FRANCE-POLITICS-NAVY

France’s newly appointed Vice-Admiral Nicolas Vaujour reviews French naval troops onboard the Helicopter carrier “Dixmude” at the arsenal in Toulon on August 31, 2023. (Photo by CHRISTOPHE SIMON/AFP via Getty Images)

PARIS — Two years after Australia stunned France by cancelling a multi-billion-dollar submarine contract in favor of the surprise AUKUS security arrangement, the French navy’s new chief of staff says the diplomatic crisis is “now clearly behind us.”

What continues to bind Paris to Canberra and its partners, Adm. Nicolas Vaujour said, is France’s economic and strategic stance in the Pacific, especially with the lingering specter of a wider conflict.

Speaking to defense journalists this week, less than a month into his job, Vaujour explained that “they need us, and we need them because we have interests in common in this area, added to which France has territory in the zone which the others don’t, so our posture is quite different from theirs.”

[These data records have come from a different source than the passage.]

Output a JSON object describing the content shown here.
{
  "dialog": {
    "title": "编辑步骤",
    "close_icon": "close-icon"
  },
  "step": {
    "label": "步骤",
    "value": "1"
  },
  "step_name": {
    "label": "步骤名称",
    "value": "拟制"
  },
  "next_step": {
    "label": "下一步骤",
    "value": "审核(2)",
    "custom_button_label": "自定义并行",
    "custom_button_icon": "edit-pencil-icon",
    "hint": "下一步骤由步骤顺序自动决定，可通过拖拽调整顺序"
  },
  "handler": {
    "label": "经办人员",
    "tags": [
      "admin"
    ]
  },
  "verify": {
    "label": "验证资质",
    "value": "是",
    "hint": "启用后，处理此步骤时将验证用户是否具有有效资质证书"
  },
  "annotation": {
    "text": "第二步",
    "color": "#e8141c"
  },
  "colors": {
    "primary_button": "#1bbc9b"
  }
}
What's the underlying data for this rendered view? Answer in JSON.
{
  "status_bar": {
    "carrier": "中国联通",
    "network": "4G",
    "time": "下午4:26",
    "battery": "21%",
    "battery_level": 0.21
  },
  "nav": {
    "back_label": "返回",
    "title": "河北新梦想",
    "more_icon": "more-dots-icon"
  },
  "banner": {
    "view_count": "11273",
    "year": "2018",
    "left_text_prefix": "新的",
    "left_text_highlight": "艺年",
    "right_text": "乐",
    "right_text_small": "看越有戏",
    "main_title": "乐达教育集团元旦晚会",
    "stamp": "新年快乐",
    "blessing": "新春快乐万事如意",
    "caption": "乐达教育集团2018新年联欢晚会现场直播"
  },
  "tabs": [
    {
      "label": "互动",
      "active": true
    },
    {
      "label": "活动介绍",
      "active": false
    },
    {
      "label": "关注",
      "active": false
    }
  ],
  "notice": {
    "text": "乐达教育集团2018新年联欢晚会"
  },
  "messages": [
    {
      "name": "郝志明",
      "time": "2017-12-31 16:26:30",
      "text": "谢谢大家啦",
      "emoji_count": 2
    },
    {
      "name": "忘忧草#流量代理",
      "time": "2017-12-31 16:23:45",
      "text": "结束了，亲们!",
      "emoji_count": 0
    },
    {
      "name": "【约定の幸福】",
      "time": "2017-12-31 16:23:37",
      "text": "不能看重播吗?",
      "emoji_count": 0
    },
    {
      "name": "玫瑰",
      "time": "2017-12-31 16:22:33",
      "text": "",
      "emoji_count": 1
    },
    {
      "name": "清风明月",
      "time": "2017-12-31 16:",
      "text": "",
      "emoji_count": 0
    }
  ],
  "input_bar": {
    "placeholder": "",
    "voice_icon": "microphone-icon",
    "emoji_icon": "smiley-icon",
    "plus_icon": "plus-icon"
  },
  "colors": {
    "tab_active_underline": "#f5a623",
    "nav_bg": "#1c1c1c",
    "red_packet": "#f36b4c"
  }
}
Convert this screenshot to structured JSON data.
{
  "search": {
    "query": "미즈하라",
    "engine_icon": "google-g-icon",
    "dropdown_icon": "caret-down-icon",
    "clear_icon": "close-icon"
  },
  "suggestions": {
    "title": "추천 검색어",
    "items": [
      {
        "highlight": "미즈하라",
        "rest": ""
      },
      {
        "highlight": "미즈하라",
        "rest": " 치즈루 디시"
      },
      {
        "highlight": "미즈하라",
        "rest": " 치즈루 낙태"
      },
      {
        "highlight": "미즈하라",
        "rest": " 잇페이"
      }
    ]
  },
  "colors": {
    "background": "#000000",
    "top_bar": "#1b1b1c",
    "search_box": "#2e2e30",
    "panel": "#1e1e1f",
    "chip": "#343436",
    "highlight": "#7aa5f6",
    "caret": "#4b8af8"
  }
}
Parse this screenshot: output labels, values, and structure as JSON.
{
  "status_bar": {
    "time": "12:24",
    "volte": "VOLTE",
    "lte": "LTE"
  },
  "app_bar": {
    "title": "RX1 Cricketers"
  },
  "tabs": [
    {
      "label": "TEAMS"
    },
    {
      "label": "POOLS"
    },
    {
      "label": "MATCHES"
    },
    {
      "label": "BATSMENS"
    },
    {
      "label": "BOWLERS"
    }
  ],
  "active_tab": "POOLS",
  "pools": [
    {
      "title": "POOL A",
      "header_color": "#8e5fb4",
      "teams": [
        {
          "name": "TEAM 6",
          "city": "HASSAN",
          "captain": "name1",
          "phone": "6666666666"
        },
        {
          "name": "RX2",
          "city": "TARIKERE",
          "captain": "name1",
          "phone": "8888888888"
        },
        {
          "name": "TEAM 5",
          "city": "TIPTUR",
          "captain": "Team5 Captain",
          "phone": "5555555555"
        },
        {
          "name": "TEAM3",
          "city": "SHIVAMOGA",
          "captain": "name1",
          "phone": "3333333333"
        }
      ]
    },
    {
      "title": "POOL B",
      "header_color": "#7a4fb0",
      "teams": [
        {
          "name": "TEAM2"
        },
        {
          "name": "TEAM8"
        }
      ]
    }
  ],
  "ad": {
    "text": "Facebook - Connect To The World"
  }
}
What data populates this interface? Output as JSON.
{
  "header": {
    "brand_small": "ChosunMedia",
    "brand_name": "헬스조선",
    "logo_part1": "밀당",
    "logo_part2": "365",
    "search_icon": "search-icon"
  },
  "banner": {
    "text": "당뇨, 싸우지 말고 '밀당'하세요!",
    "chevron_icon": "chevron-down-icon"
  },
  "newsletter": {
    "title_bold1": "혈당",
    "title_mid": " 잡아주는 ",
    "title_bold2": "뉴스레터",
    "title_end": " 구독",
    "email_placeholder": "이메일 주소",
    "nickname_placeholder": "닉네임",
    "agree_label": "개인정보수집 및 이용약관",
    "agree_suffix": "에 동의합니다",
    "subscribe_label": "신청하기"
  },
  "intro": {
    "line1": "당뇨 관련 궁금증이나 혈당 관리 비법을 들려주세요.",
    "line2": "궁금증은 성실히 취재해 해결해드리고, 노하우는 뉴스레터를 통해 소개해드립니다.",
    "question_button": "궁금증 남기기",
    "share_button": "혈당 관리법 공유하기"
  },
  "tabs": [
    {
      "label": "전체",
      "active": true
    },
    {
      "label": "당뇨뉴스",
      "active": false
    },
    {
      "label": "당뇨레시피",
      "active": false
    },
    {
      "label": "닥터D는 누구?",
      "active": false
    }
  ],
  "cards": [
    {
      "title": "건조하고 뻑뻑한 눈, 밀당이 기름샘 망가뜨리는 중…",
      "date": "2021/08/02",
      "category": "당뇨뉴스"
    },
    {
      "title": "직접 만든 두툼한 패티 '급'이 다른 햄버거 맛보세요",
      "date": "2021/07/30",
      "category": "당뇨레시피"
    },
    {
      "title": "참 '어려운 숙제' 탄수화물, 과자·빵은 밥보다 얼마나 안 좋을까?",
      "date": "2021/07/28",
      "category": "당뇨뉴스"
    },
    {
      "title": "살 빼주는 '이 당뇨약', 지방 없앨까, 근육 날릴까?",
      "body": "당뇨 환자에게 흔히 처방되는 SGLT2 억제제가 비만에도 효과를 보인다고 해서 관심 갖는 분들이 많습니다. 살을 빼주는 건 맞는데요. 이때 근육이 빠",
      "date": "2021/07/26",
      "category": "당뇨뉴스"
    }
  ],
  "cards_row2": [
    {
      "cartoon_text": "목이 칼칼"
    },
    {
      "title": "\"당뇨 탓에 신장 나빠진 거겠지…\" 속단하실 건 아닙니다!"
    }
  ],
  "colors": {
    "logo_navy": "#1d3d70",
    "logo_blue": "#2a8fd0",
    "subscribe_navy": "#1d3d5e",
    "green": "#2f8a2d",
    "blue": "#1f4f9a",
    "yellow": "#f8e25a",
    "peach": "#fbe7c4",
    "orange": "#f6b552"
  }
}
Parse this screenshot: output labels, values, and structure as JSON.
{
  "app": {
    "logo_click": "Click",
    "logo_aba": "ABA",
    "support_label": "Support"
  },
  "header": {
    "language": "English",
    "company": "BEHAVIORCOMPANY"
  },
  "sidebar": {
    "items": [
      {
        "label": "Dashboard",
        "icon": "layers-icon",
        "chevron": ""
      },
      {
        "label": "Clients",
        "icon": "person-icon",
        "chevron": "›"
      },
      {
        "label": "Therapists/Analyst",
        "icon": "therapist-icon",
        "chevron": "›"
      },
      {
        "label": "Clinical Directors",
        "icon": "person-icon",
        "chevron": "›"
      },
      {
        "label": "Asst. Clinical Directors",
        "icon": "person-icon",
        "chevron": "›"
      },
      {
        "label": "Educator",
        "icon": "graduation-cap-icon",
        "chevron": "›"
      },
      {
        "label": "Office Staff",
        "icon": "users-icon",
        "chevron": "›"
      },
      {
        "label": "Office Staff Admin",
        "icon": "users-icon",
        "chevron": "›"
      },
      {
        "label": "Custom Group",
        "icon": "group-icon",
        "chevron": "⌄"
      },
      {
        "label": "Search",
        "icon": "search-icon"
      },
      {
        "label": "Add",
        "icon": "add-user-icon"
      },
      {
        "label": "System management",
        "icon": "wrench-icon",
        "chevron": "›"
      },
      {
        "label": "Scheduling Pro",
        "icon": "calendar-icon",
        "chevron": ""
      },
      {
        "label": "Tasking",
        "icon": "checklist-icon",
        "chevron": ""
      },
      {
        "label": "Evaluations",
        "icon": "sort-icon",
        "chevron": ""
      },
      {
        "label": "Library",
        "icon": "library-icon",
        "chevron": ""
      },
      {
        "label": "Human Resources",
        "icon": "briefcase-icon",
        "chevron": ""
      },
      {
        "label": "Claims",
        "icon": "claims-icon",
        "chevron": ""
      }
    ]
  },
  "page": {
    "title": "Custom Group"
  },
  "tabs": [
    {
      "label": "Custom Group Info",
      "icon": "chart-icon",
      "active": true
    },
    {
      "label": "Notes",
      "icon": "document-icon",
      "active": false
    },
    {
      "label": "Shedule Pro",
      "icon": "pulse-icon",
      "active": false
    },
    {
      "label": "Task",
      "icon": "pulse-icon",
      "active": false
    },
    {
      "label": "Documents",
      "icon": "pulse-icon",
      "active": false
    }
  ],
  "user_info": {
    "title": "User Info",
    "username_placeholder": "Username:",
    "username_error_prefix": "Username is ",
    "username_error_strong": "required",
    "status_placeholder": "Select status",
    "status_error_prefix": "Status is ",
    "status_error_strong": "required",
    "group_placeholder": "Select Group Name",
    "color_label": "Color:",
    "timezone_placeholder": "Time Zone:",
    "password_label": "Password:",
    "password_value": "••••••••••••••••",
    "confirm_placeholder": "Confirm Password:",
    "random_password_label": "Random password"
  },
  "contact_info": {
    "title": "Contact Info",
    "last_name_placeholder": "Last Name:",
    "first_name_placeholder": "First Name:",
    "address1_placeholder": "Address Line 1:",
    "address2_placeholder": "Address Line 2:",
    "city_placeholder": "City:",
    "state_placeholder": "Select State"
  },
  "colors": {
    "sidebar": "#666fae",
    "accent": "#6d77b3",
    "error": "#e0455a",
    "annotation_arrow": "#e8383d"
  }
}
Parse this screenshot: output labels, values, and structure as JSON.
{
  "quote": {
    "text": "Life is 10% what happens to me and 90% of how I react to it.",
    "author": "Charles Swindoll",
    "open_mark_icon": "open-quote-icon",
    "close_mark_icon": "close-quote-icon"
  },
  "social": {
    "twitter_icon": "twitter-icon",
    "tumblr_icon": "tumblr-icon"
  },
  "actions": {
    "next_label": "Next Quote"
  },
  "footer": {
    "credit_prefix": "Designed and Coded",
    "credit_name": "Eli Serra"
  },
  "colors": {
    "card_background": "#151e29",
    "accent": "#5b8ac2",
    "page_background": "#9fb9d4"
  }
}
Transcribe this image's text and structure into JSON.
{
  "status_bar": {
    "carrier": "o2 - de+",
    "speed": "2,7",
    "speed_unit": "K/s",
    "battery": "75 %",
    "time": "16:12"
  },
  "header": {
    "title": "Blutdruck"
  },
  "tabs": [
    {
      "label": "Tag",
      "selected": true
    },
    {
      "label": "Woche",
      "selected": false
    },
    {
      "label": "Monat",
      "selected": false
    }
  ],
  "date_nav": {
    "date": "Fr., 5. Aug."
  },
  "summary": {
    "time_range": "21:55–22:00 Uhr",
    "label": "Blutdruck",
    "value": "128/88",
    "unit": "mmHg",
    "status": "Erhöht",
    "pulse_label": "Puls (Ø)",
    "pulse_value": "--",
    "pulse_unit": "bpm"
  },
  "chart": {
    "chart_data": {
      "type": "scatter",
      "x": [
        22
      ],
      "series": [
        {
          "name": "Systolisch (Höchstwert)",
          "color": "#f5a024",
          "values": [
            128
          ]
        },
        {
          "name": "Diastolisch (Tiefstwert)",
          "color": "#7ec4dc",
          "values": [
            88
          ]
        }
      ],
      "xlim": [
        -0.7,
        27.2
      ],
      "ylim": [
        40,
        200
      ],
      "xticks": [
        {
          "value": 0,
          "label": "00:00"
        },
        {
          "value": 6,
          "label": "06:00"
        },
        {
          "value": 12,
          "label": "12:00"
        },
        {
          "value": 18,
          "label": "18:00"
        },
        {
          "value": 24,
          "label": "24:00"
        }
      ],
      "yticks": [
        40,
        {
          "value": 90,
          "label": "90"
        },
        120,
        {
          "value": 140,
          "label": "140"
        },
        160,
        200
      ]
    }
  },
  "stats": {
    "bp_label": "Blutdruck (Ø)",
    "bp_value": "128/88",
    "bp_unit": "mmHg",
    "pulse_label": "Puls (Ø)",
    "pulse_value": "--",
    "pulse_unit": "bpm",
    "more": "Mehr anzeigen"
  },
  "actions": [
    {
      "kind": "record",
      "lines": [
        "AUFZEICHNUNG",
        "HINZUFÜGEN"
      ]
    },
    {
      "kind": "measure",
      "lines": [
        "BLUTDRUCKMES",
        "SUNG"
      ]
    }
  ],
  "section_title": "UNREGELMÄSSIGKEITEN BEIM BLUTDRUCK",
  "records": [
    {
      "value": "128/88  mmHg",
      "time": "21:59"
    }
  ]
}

France has patches of exclusive economic zones (EEZ) in several spots around the world, including a large contingent in the Pacific. In fact, France’s 11.7 million square kilometers of EEZ is the largest in the world, bigger than America’s 11.3 million square kilometers.

For France, its Pacific EEZ sits around four clusters from Clipperton Island off the coast of Mexico, sweeping south and west around French Polynesia, Wallis and Futuna, and New Caledonia off the coast of Australia, meaning France considers Pacific nations, like Australia, neighbors — important ones should war come to the region.

Looking to the future, Vaujour said he thought naval warfare was “possible,” so, he said, “we need to prepare for harder conflicts in wars that we have not chosen but are imposed.” It is therefore “imperious to establish a strategy of access” and to deal with what he euphemistically called “a spillover of power at sea”.

“We need to know, to understand, to contain. And in order to contain we cannot be alone,” he said. “We need to work with partners, notably the United States, the United Kingdom, Italy and others.”

He said he’s worked closely in the past with likely soon-to-be US Chief of Naval Operations Adm. Lisa Franchetti. “We know each other very well and are in daily contact,” he said. He’s already met twice since his appointment on Sept. 1 with Britain’s First Sea Lord, Adm. Sir Ben Key. “Our navy is very similar to the Royal Navy and we have the same challenges,” he remarked.

Vaujour stressed several times during his two-hour breakfast meeting with the Association of Defense Journalists that he considered these partnerships and those with other navies to be absolutely crucial.

“The idea is to avoid exhausting yourself by being on your own. If Italian ships are deployed in the Mediterranean somewhere, then it’s pointless for us to deploy our ships there too. They’re better used being deployed elsewhere as we know we can rely on the Italians, or the Spanish or the Greeks or our other partners,” he stressed.

The aim, he said, is to “create relationships of trust which allows one to say whatever is on one’s mind be it good or bad. You really need to be able to say truthfully to your partners what you’re thinking.”

Making the navy ‘sexy’

Vaujour said one of the problems shared by most modern navies was how to retain personnel. “We need to give youngsters the desire to join the navy, and then to stay, to progress,” he said, quipping, “I need to make the navy sexy!”

More seriously, a key issue is to give navy personnel visibility as to where and when they’ll be deployed so that their families can make arrangements. A scheme known as “the second team”, introduced by the French Navy in 2019 seems to be working well, he said.  It means that a number of French ships, but not all, have two complete teams of working personnel, so they’re never stuck in port because of a lack of staff.

One team works aboard ship whilst the other works on land and they swap around every four months. The advantage is two-fold: “First, we know our ships will be able to sail fully staffed. And second our personnel are given visibility and predictability. They know where they’ll be and when. It makes it much easier for their families.”

As to the question of a second French aircraft carrier, Vaujour remarked that even if it would be cheaper to build than the first one, it would nevertheless require a “colossal effort because you need everything that goes with it: support vessels, submarines and personnel.”

He suggested a second carrier was not in the cards anytime soon, noting that “today I can undertake the mission I’m asked to do with the equipment I have.”